Well, Hollywood does it again, this time by casting Italian American Disney channel darling David Henrie to play–get this–an Asian American character named Tommy Zhou. Platinum Studios is making a film adaption of their comic book series The Weapon.
The filmmakers are emphasizing Henrie’s martial arts experience while de-emphasizing the fact that the character he plays is Asian American. This is again another example of Hollywood sending the message that white actors are more qualified to portray Asian characters than Asian American actors are.
The Weapon is written by comic book author Fred Van Lente, who is well known for helping popularize another Asian American comic book hero, Marvel’s Amadeus Cho. Amadeus, Jubilee, and Tommy Zhou are some of the very few Asian American comic book heroes in existence.
And the story of the The Weapon takes it a step further–at it’s heart it’s about an Asian American kid trying to reconcile his Chinese and American heritage. Throughout the story Tommy struggles with being American, yet Asian. At the end of the story Tommy recognizes that both the Asian and American parts of himself deserve respect, coming to the realization that he “must embrace the good in both parts.”

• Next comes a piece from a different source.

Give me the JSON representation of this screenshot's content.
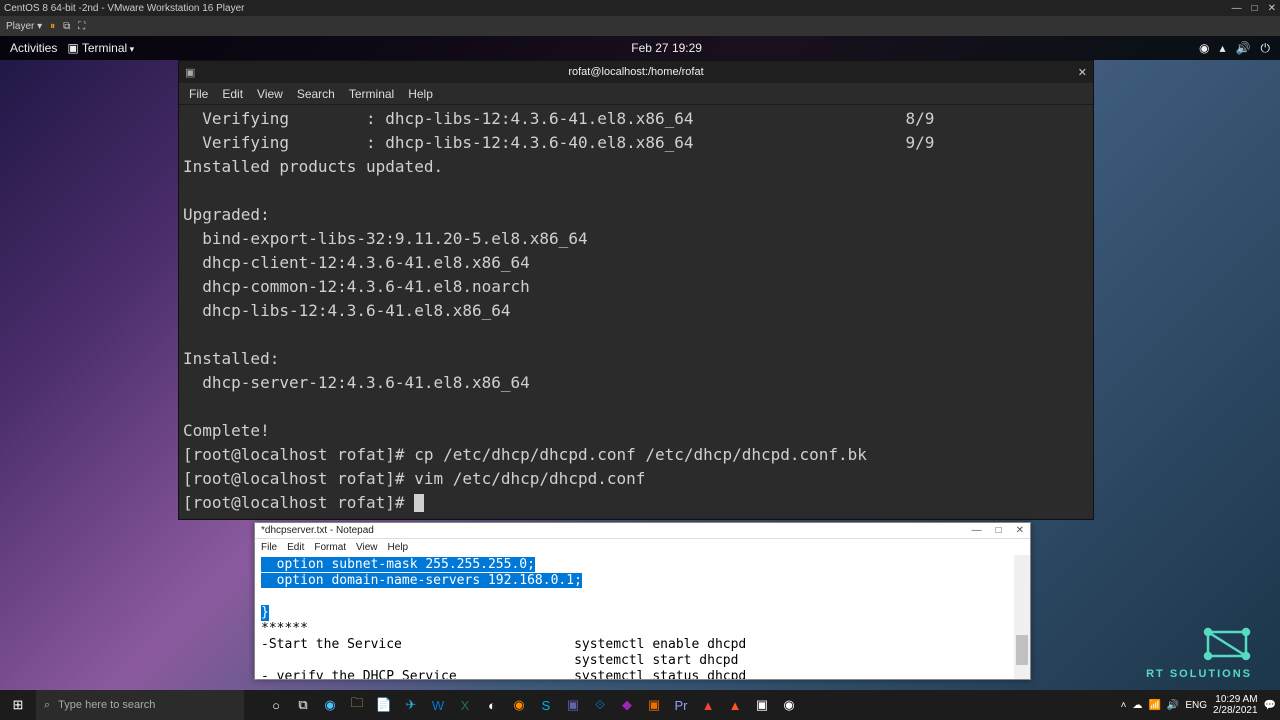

This is not an indictment against the acting skills of Mr. Henrie. Our concern is not that they have given Mr. Henrie a leading role, but that he has been chosen represent an Asian American while real-life Asian Americans are still systematically denied leading roles in films. Since the Asian American identity of Tommy Zhou is unambiguous, undeniable, and intrinsically part of his story this is one of the worst cases of whitewashed casting in recent memory.
Racebending.com wrote a letter to Platinum Studios Executive Producer Randy Greenberg on September 21st, but we have not received a response. The Media Action Network for Asian Americans has also sent a letter through certified mail and is waiting for a response. We are now calling upon members of the racebending.com community and general public to email, call, and write to Platinum Studios. Letters can be sent to the following emails and addresses. Racebending.com’s sample letter can be viewed below (feel free to borrow from it in your own letter.)
- Platinum Studios, Inc.
11400 West Olympic Blvd, 14th Floor
Los Angeles, CA 90064
September 21st, 2009
Dear Mr. Greenberg;
We are a coalition of fans dedicated to monitoring culturally insensitive casting in Hollywood. I am writing to protest the culturally insensitive casting of your film adaptation, “The Weapon.” It is our hope that Platinum Studios reconsiders the casting of David Henrie to portray Tommy Zhou.
We would gladly publicize and support a film that both accurately depicts the character of Tommy Zhou and brings new minority talent to the forefront. If your studio is interested in making a film with Mr. Henrie, Platinum Studios can still do so—without using discriminatory casting practices that will draw public scrutiny. Cast him in a role that does not require him to participate in the modern-day equivalent of “yellowface.”
But if the intent is to create a live-action film adaptation of The Weapon, we are respectfully asking that your studio please have the decency to cast an Asian American actor to portray Tommy Zhou’s story. We are prepared to protest the casting of this film alongside other advocacy groups if your studio decides to move forward with this casting decision, though we hope you will reconsider.
One of Platinum Studios’s core value is social responsibility, yet your film has taken an Asian American lead character and cast him as white. Denying actors of color the role of a lead character of color in this film—even going so far as to downplay the significance and change the ethnicity of a clearly Asian American character—is not socially responsible. You are sending the message that a white actors are more entitled and qualified to portray an Asian American hero, than Asian American actors are.
Employing this kind of discriminatory casting will negatively impact your studio’s reputation, when The Weapon should be a film that popularizes Platinum Studios and brings new fans to your properties. Casting an Asian American to depict Tommy Zhou is more conducive to The Weapon’s long-term economic prospects and legacy, as films with culturally insensitive casting are falling out of public favor. The casting of actor David Henrie to play Asian American character Tommy Zhou is discriminatory against Asian American actors, and offensive to viewers of all ethnicities.
I look forward to continuing a dialogue with you on this matter and am confident that we can find common ground, especially given Platinum Studios’s dedication to social responsibility.
It goes without saying, be polite, but assertive and firm in your convictions.
Good luck everyone! Feel free to share your letter in the comments.